Definition of our movie corpus

How do we define the selection criteria?


The thought that generated this analysis came during the very first phases of our work. We had to choose a parameter to rank the movies and create a list of films relevant for the audience and, at the same time, adherent to the topic.
We considered several criteria as reference for measuring what happens if someone approaches a movie on the web or through more traditional channels (like cinema and tv). The box office data or the views of Youtube trailers, available movies lists in specialized platform (such as Imdb) were some of our possibilities.
In this analysis we compared two datasets: the box office and the views on Youtube, one as index for the traditional ways of enjoying movies, the other as reference for what potentially happens on the web.


1. We used IMDB to search the box office data. There we only found material for approximately half of our movies.

2. We continued the research through Themdb and Google. Lots of these data was not existing.

3. We decided to just work on the top movies with available data. Box office data from Imdb were crawled with the help of Kimono and put in an Excel file.

4. We searched for every movie using the query “*movie title* trailer” on Youtube and ordered the results by “most viewed”. The movies without a trailer was substituted by the first clip which appeared at the top of the results.

5. The first results were selected as our parameters and the number of views was crawled with Kimono.

6. A barchart was realized on Illustrator to allow us to compare the results. On the X axis we displayed the movies: above we can see the box office data sorted by the higher to the lower and below we can see the Youtube views.

How to read it

This visualization is a barchart. The top ten movies for box office money are highlighted in the top left part of the chart while the top ten movies based on Youtube are scattered below the line In the box office section the taller the bar heading up, the greater the income.
On the lower side the graph works the same way, but mirrored: the taller the bar heading down, the greater the number of Youtube views.

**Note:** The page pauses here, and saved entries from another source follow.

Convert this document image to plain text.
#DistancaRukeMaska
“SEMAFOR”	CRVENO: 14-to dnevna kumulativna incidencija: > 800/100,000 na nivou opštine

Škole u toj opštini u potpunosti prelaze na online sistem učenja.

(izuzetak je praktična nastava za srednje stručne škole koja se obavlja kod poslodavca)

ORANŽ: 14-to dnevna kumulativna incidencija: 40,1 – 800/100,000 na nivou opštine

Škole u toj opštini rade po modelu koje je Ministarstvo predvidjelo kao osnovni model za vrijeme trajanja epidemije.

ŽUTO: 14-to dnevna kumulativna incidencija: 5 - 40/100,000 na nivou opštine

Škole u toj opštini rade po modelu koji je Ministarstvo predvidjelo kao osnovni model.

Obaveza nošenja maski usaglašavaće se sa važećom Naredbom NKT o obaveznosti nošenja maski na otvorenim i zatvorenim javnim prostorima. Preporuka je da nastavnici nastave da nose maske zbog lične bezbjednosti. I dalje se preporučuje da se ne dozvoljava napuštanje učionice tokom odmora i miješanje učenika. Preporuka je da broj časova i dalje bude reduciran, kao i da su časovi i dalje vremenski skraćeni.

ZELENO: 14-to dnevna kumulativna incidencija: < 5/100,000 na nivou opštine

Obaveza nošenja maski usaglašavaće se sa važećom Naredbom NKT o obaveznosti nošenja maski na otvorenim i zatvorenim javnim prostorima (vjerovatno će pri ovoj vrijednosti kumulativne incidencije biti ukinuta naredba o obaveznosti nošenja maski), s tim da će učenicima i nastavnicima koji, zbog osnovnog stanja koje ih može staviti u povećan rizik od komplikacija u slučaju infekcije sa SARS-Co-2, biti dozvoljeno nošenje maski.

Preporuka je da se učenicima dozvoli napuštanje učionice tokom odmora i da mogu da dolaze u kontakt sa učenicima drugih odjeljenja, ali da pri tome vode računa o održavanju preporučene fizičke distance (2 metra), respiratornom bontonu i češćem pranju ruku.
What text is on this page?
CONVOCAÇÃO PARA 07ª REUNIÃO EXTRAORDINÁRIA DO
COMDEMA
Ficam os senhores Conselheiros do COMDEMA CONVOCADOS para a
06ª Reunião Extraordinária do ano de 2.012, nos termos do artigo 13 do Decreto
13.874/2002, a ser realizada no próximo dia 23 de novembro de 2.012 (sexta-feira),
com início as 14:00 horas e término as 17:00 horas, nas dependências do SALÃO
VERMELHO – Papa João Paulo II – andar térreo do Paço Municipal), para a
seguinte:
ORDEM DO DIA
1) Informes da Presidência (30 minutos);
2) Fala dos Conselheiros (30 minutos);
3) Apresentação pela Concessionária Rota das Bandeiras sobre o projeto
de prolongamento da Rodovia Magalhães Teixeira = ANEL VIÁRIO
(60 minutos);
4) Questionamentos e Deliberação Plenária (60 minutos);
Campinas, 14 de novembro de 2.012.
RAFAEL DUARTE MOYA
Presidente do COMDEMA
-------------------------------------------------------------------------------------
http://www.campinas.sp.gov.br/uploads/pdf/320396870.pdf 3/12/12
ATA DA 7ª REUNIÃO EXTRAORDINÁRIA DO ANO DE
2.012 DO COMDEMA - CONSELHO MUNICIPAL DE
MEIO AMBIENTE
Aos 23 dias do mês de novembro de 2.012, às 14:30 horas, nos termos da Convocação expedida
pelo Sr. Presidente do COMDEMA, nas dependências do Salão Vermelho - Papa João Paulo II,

We realized that most of the movies whose data seemed to be unavailable had a particular reason for this: they were either old movies, or TV-only productions, or small, foreign and indie productions which never saw the mainstream market. The visual output suggests that there’s no real correlation between the two types of data.
This is due to many factors. For instance the Youtube videos that we found uploaded and figured in the top positions, had not the same origins for all the movies. Many of them were in fact official teasers, but also a great part was just uploaded as unofficial footage or user-sourced material. This evidences an inconsistency in the database of Youtube itself, and reveals it as not totally appropriate and useful for our aims.
The box office data has the flaws discussed before, i.e. mostly it is incomplete by nature because it’s from movies which come from very different backgrounds – mainstream, TV, home-video documentaries only – and markets – indie or small foreign productions.
We can say that these two databases provided data which had intrinsic flaws and thus wouldn’t probably make us able to reach most interesting results.